Paul wrote:   I wonder if you can give me some advice. I returned home from holiday on Saturday to find that a colony of bees had taken up residence in a roof space above my front porch. The bees are not domestic honey bees but large bumblebees with white rears. I am not sure how many there are, they buzz furiously when I close the door…..  They are not in the house and I cannot see them from my loft…..so they are not causing a problem at the moment other than a moderate dead rabbit smell in the porch.

I am considering contacting the local council pest controllers, but fear they may just gas and kill them as they are not honey bees. What would your advice be, would it be safe to leave them alone, if so how long are they likely to stay, how large is the colony likely to become, are they likely to cause any damage or mess?

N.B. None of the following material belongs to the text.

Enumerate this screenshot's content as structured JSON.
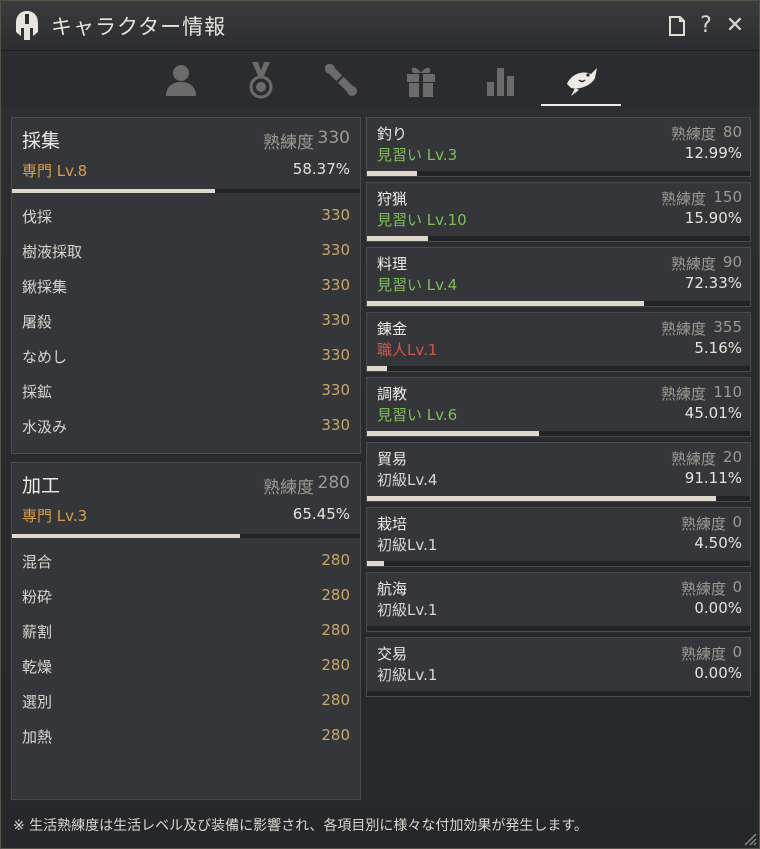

Here’s my response:   From your description they are almost certainly Tree Bumblebees which often use loft spaces, bird boxes, etc. As the name suggests they naturally nest in holes in trees. The colony is not likely to get much bigger though over the next few weeks you may find males patrolling the front of the nest, waiting for the virgin females to emerge so that they can mate. That sometimes makes the colony seem larger than it actually is – there are not likely to be more than about 150 bees in there.

I’ve had Tree Bumblebees in my roof a few times and they’ve never caused any damage. All bumblebee colonies die over the winter and the newly-mated females fly off and hibernate. So by late August or September (perhaps earlier if the weather ever gets warmer….) the bees should have gone. At that time you could seal the entrance to the roof space, though they are unlikely to return next year (although it’s not unknown).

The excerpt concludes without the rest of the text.